This study investigated the impact of lethal (4.5 mg/L) and sublethal (0.45 mg/L) concentrations of Isoproturon on oxidative stress responses in the freshwater fish Cyprinus carpio. Experimental fish were exposed to lethal concentrations for short durations (1–4 days) and to sublethal concentrations for extended periods (1, 5, 10, and 15 days) under controlled laboratory conditions. The study mainly focused on evaluating oxidative stress biomarkers and antioxidant defense mechanisms in the gill, liver, and kidney tissues. Exposure to Isoproturon caused significant biochemical and physiological alterations in the treated fish compared to the control group. Activities of antioxidant-related enzymes such as catalase and protease showed noticeable elevation, reflecting the activation of cellular defense mechanisms against herbicide-induced oxidative stress. Similarly, the levels of hydrogen peroxide, malondialdehyde, protein carbonyls, and free amino acids increased considerably in all examined tissues, indicating enhanced lipid peroxidation, oxidative protein damage, and metabolic imbalance. Conversely, total protein content decreased significantly, possibly due to increased protein degradation and higher energy demands under toxic stress conditions.

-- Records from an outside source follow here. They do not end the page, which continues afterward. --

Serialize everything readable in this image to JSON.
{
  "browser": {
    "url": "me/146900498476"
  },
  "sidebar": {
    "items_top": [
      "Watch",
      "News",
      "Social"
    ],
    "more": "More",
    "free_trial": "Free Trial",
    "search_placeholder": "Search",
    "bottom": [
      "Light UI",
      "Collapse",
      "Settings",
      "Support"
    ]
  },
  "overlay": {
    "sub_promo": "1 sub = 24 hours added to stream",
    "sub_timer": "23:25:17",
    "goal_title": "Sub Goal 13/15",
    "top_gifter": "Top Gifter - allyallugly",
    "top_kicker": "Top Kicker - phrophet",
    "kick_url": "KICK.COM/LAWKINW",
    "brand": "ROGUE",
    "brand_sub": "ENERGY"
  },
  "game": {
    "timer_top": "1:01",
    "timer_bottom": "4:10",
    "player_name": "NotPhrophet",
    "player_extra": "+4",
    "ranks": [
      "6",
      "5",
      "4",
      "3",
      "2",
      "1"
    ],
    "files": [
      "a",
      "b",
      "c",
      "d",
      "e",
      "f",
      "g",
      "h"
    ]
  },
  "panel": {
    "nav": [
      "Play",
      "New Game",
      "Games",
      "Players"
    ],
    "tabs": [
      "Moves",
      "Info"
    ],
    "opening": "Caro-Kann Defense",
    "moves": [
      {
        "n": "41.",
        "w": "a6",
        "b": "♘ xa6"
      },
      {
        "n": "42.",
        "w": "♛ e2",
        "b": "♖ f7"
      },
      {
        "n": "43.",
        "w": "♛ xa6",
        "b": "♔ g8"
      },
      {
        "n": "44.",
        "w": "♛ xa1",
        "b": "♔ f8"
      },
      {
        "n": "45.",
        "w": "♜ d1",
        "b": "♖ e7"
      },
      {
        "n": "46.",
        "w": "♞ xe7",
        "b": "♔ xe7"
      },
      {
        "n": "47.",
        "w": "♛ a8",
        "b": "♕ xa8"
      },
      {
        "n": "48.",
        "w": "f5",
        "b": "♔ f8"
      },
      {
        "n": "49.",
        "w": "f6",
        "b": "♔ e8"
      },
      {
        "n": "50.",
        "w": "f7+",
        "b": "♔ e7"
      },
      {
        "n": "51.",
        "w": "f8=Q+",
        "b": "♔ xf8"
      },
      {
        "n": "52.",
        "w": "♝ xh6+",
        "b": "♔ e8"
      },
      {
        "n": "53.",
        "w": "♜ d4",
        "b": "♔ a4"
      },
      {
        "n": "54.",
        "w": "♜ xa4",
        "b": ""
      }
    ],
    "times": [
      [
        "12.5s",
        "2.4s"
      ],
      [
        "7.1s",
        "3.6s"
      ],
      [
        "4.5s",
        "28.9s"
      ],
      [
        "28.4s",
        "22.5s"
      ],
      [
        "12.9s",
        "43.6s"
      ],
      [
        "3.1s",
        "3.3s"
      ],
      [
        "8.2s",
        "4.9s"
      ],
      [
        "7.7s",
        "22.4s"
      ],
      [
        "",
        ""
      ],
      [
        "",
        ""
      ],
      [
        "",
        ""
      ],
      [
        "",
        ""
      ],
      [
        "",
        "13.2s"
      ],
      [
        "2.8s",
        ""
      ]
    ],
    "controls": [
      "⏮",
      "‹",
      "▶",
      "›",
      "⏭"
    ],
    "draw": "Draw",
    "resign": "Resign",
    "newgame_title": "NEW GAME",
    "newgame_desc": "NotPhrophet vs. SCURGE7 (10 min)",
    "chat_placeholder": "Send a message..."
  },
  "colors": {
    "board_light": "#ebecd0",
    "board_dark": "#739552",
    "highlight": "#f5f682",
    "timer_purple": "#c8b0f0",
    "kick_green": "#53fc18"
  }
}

The observed responses were dependent on both concentration and exposure duration, with more severe effects recorded at higher concentrations and longer exposure periods. Among the tissues analyzed, the liver displayed the highest degree of oxidative damage, likely because of its central role in detoxification and metabolic activities. In addition to biochemical changes, exposed fish exhibited behavioral disturbances such as abnormal swimming patterns, reduced feeding behavior, excessive mucus secretion, and loss of equilibrium, which further confirmed the toxic influence of Isoproturon. The overall findings suggest that Isoproturon induces pronounced oxidative stress and impairs antioxidant defense systems in Cyprinus carpio. Therefore, oxidative stress biomarkers may be effectively used as reliable indicators for assessing herbicide toxicity and monitoring environmental contamination in freshwater ecosystems.